A Veil Over the Moment: “News of the World” Program Notes

Natasha Adorlee Johnson and Mia Chong in “News of the World” . Photo by Margo Moritz

When choreographer Brenda Way and New York-based painter Doug Argue first talked about collaborating, Way was interested in applying painterly issues over choreographic ones and exploring the possibility of constructing a dance that would evolve toward two-dimensionality. The dance would be inspired by Argue’s making process, its successive phases diligently captured through photography.

That was not taking into account the painting that Argue ended up making for the project, Footfalls Echo In The Memory (2017), and a surge of sexist and violent discourse against women, which manifested at the time in the relentless onslaught against presidential candidate Hillary Clinton or in the infamous Access Hollywood tape about then-candidate Donald Trump.

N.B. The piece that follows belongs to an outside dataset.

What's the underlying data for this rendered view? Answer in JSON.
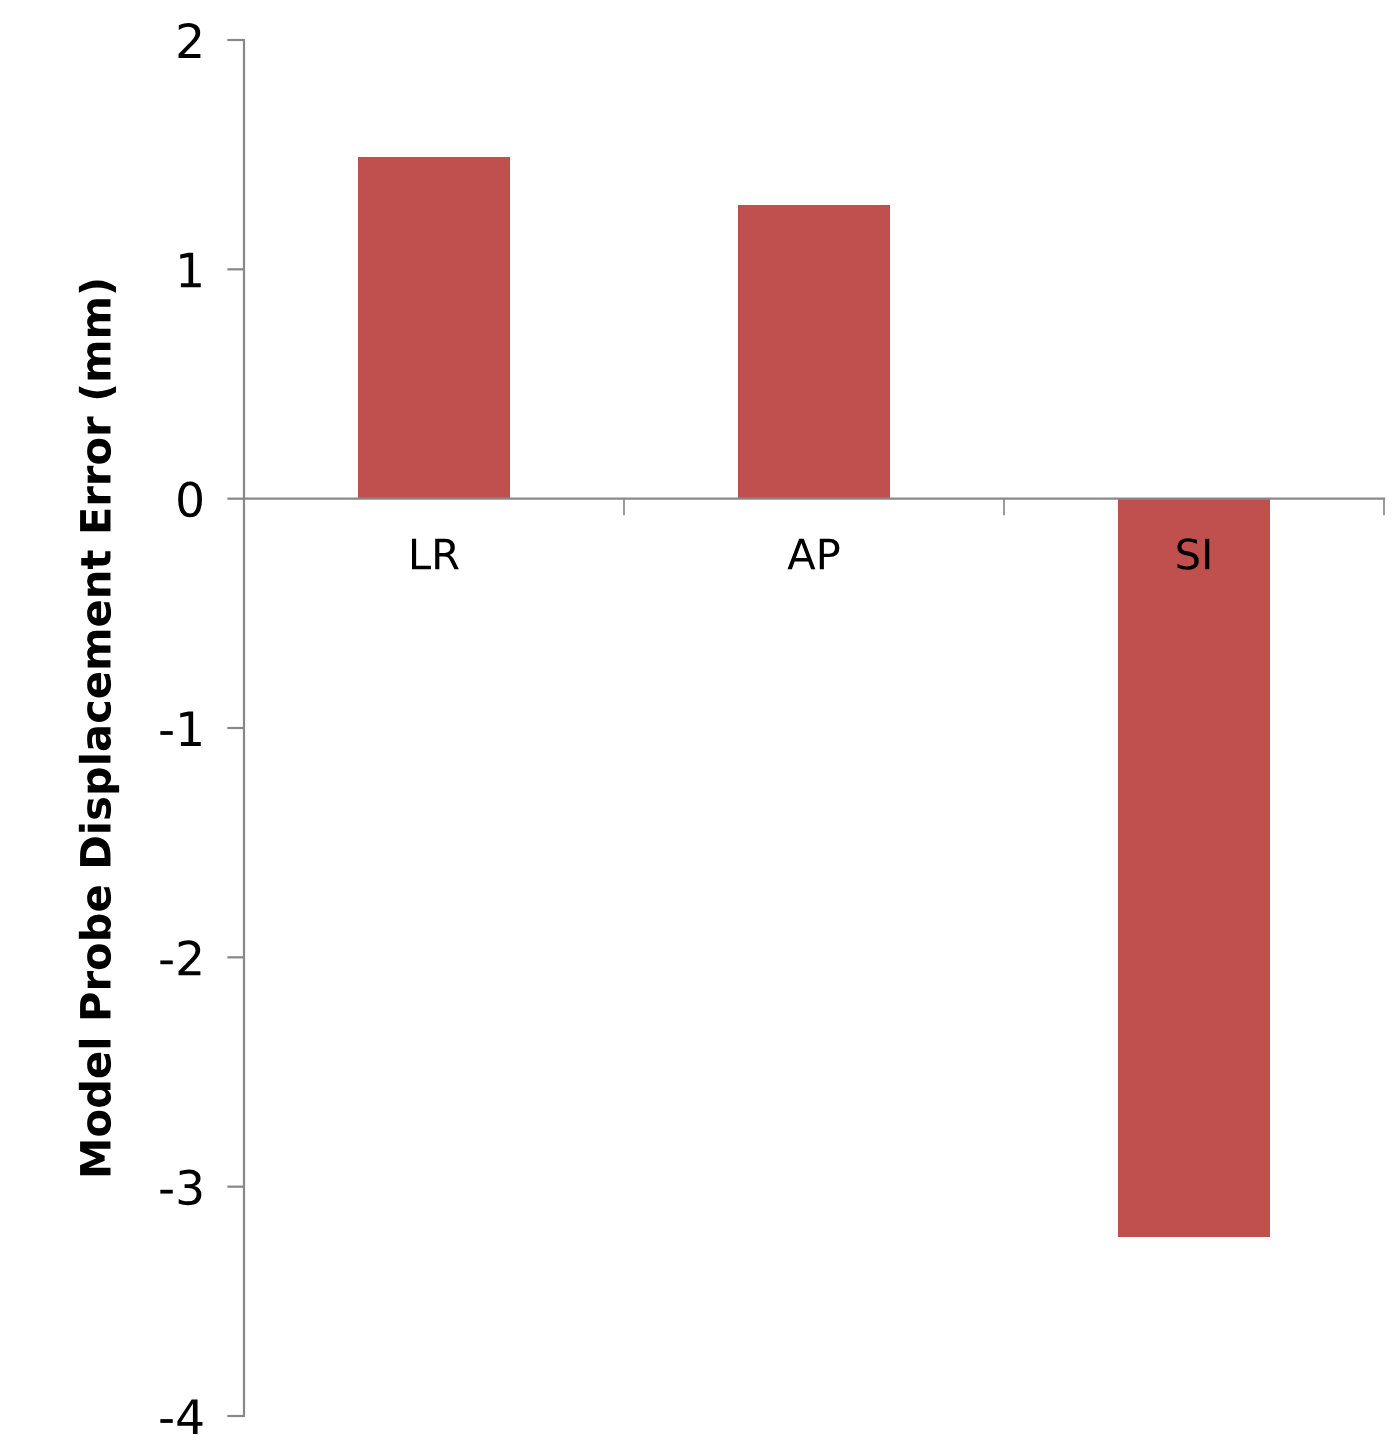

Footfalls revisits Pablo Picasso’s revolutionary 1907 Les Demoiselles d’Avignon by reproducing in reverse the original image of its five nude prostitutes and applying a layer of Argue’s signature semi-elliptical letters on top of the canvas, thus creating a veil over the picture. With two of Picasso’s models wearing masks, concealment was already at play in Les Demoiselles, questioning the viewer about what it is we are watching and who is watching whom. About these accumulative layers of concealment, Argue offers:

“There are many different histories in the world, in both art and politics, and we often see things in the current moment, yet have no idea what lies beneath. One language is always turning into another, one generation is always rising and another falling, there is no “still” moment. I am trying to express this flux — this constant shifting of one thing over another, like a veil over the moment itself.”

Are Argue’s letters defacing the women or commenting on the critical and academic chatter about works of art in particular or in general? A discourse that describes, analyzes, deconstructs, theorizes, tears apart and ultimately violates. Not unlike the ways the media keeps (mis)representing women. “I realized that Doug’s version of Picasso’s disruptive imagery of women in a brothel — painted the year that Harriet Stanton Blach formed the Equality League of Self Supporting Women- was an appropriate foil for a focus on women in our contemporary world,” Way shared. “Who makes up who we are? Who decides?”

Transposing painterly tropes onto choreographic composition, Way uses motion as a potent source of dialogue. Just as Argue’s letters explode on the canvas surface, the dancers’ moving bodies activate the stage in grand gestures reminiscent of expansive brushstrokes. Adding a layer of information to the projected visuals rearranged and composed by Alexander Nichols, they continue the conversation about our gender expectations and assumptions, prompting us to consider how identity is manipulated or distorted by the gaze of the other, by the dominant power structures, by the times. As Laurie Anderson announces at the conclusion of the piece, “This is the time. And this is the record of the time.”